5-12 高感度かつ高精度に中性子の二次元分布を計る

−He-3ガスを用いた新方式の二次元検出器を開発−

図5-30 個別読み出し法,光信号伝送を用いたガス型二次元中性子検出器

図5-30 個別読み出し法,光信号伝送を用いたガス型二次元中性子検出器

検出器ヘッド部とデータ収集系が光ファイバでつながっています。光ファイバによって長距離信号伝送を可能にし、さらに検出器ヘッド部とデータ収集系を電気的に絶縁しています。

 

図5-31 中性子による試験結果(a)計数率特性(b)位置分解能特性
拡大図(115KB)

図5-31 中性子による試験結果(a)計数率特性(b)位置分解能特性

原子炉からの定常中性子ビームによって210 kcpsまでの直線性を持つ計数率特性、約1.0 mm角の中性子ビームによって位置分解能1.89 mm半値幅を確認しました。

 


J-PARCで行われている、大強度中性子パルスを用いた散乱実験で使用するための高性能He-3ガス型二次元中性子検出器システムを開発しました(図5-30)。開発したシステムは検出感度80%,計数率数百kcps,位置分解能2 mm半値幅(0.85 mm標準偏差)等の優れた性能を同時に満たすことができる唯一の二次元中性子検出器です。

一般的に二次元中性子検出器では、位置決めのために縦軸,横軸方向に信号線が多数配置されています。軸ごとにまとめて信号処理する方法が従来広く使われてきましたが、本検出器では個別読み出し法を新たに開発し、全ての信号線からの微弱電気パルスを個々に増幅・波形整形・波高弁別することで中性子の入射位置を高速でしかも高位置分解能に決定しています。検出器の感度を上げるためには、ガスの圧力を上げる必要がありますが、圧力を上げると中性子による信号が小さくなり雑音との識別が困難になるため、これまで高感度かつ高速,高位置分解能な二次元中性子検出器はありませんでした。私たちは、個別読み出し法に特化した高密度マルチワイヤ素子,圧力容器及び多チャンネル電子回路基板を開発し、検出器の低雑音化を実現することでこの課題を克服しました。

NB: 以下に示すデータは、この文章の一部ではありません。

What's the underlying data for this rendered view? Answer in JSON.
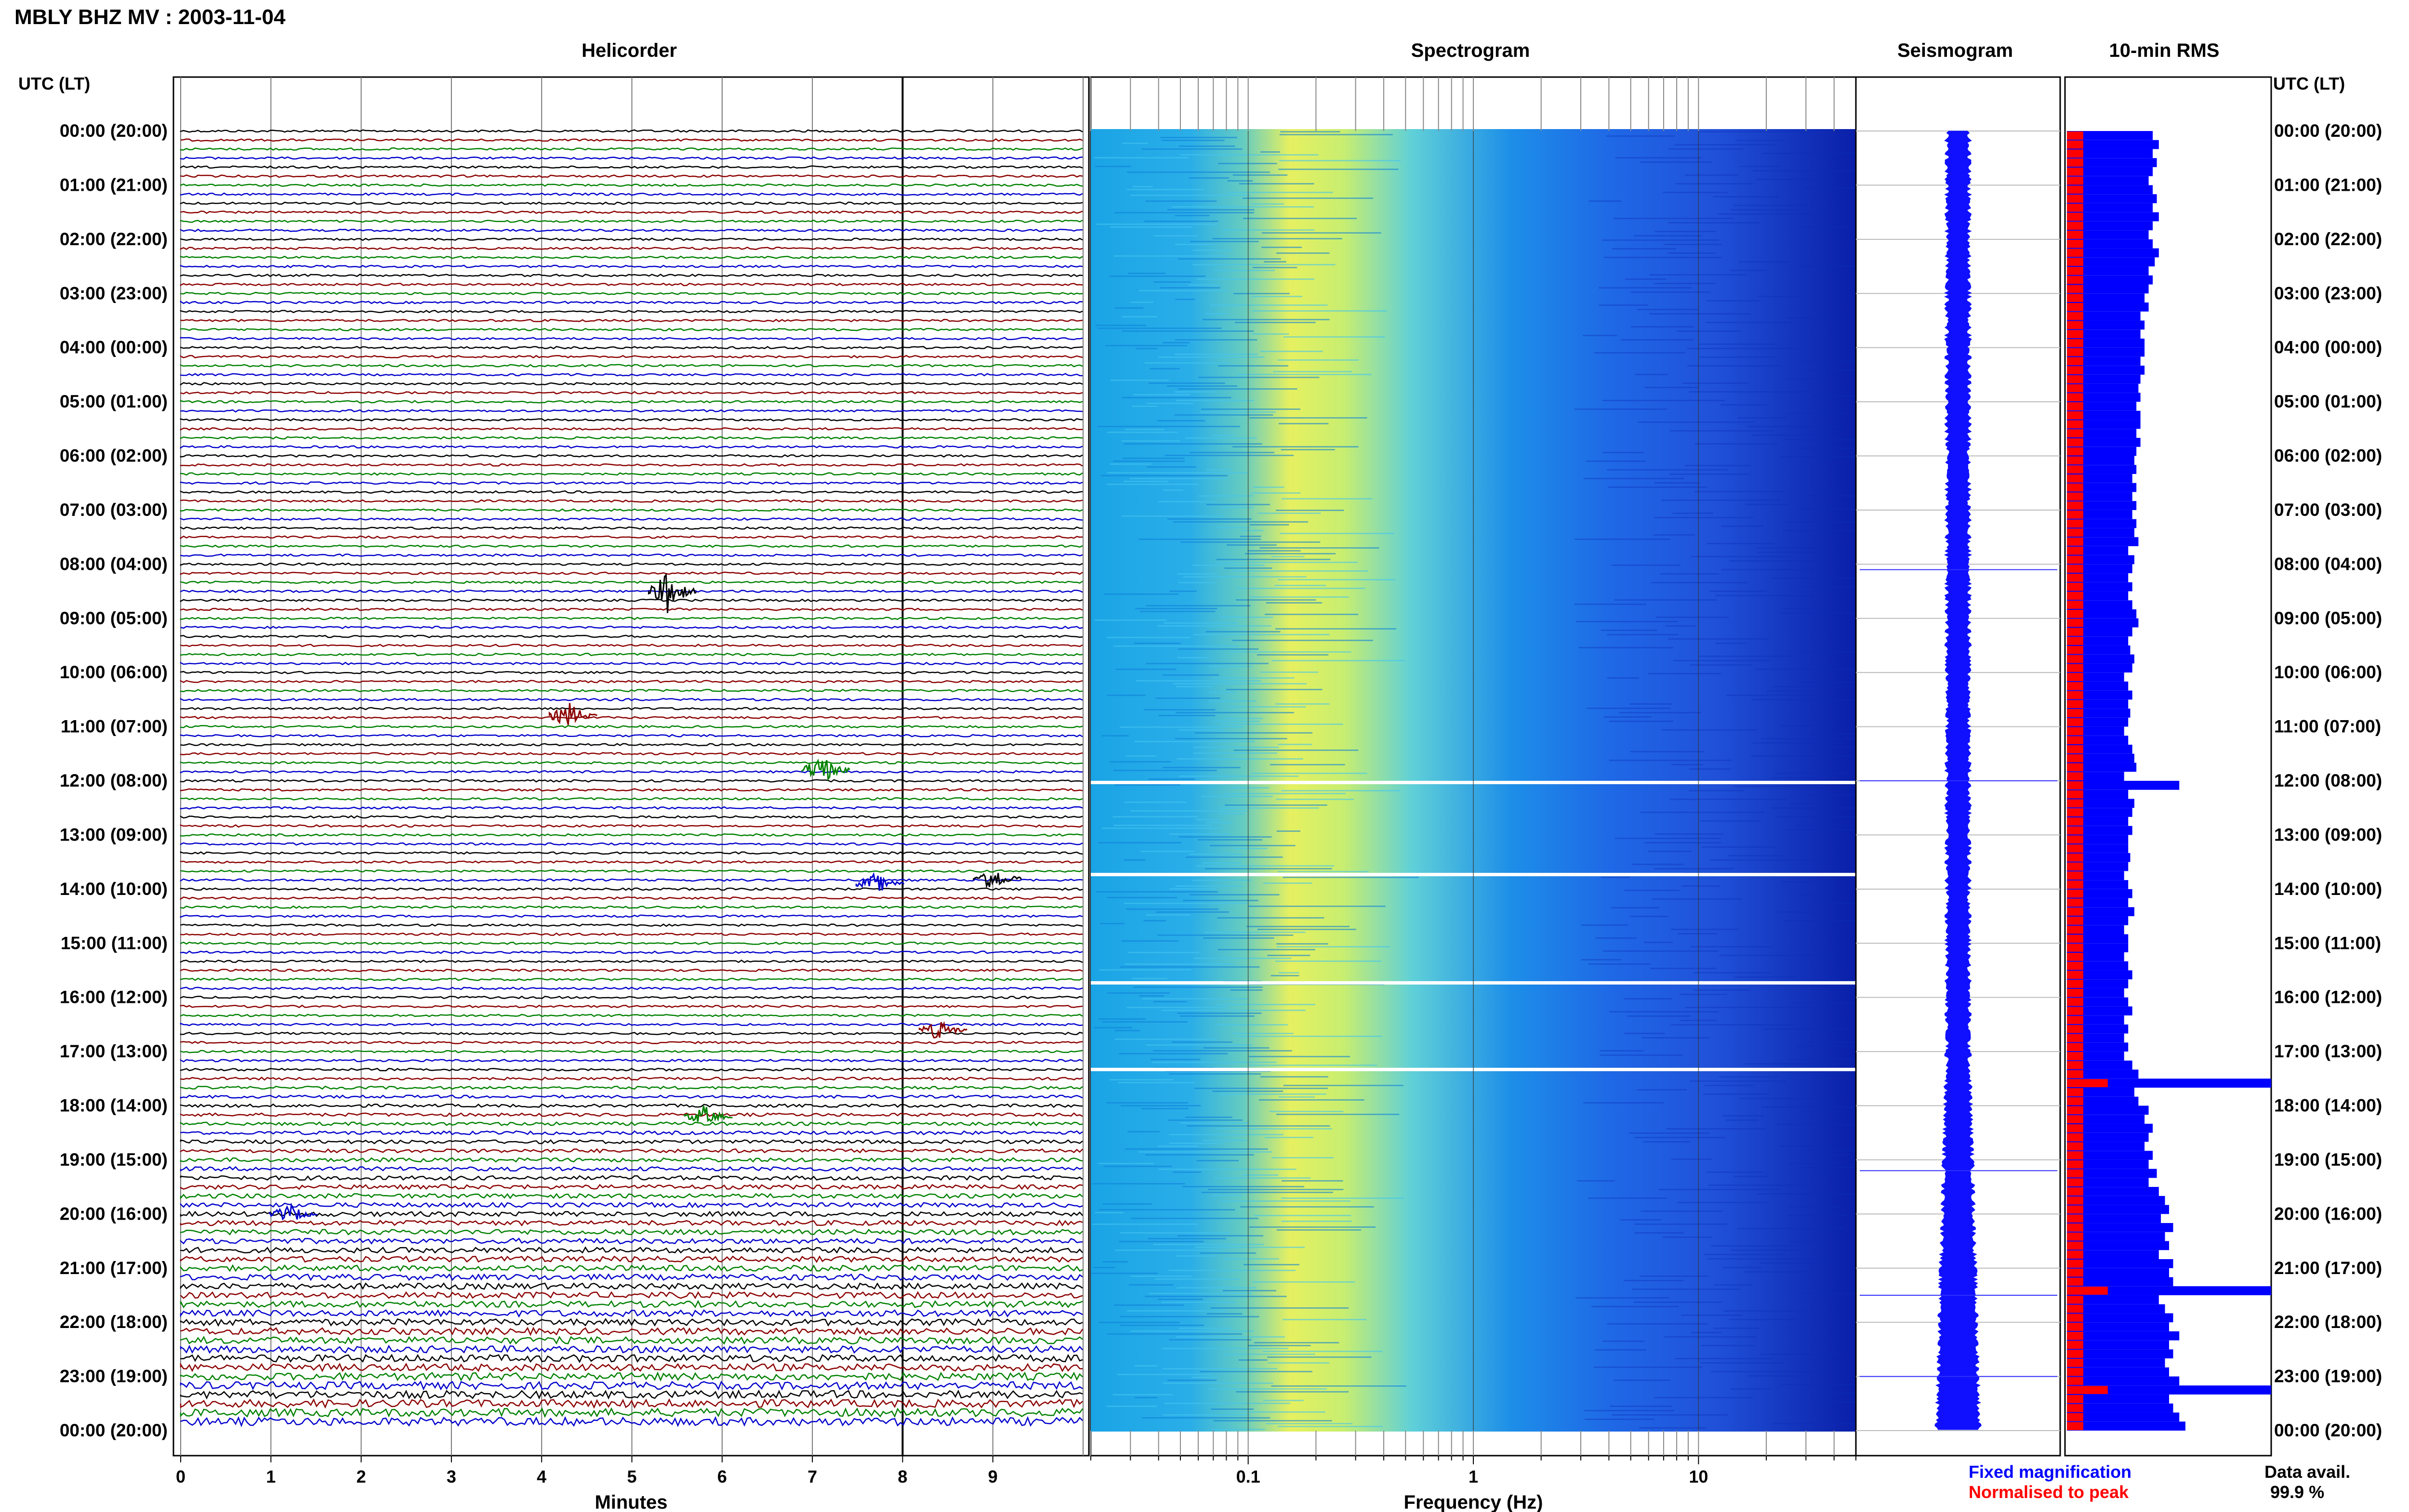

J-PARCのような大型実験施設では、試料照射室からデータ収集室までの信号伝送距離が数十mになり、従来の電気信号線では電磁波による雑音が生じやすいという問題もありました。このため、本検出器では新たに光信号伝送方式を採用しています。電磁波の影響を受けにくい光ファイバを用いることで低雑音な長距離信号伝送が容易になるだけでなく、検出器ヘッド部とデータ収集系が電気的に絶縁されるという特徴も持っています。

開発した検出器の有感面積は128×128 mm2,ピクセルサイズは0.5×0.5 mm2です。市販の検出器はピクセルサイズ2.5×2.5 mm2で、計数率が数kcps,検出感度50%以下の性能ですが、本検出器は200 kcps以上の計数率,1.9 mm半値幅以下の位置分解能で動作することを確認しました(図5-31)。また、圧力容器に充てんするガスを8気圧にすることで80%以上の検出感度を実現することができます。

今回の検出器開発によって、J-PARCの大強度中性子パルスを用いた高性能な中性子散乱実験が可能になります。高精度かつ短時間に物質の構造解析が可能になることで、例えば表面科学の分野では、斜入射中性子小角散乱法を用いた薄膜中の面内構造の解析に役立つことが期待されます。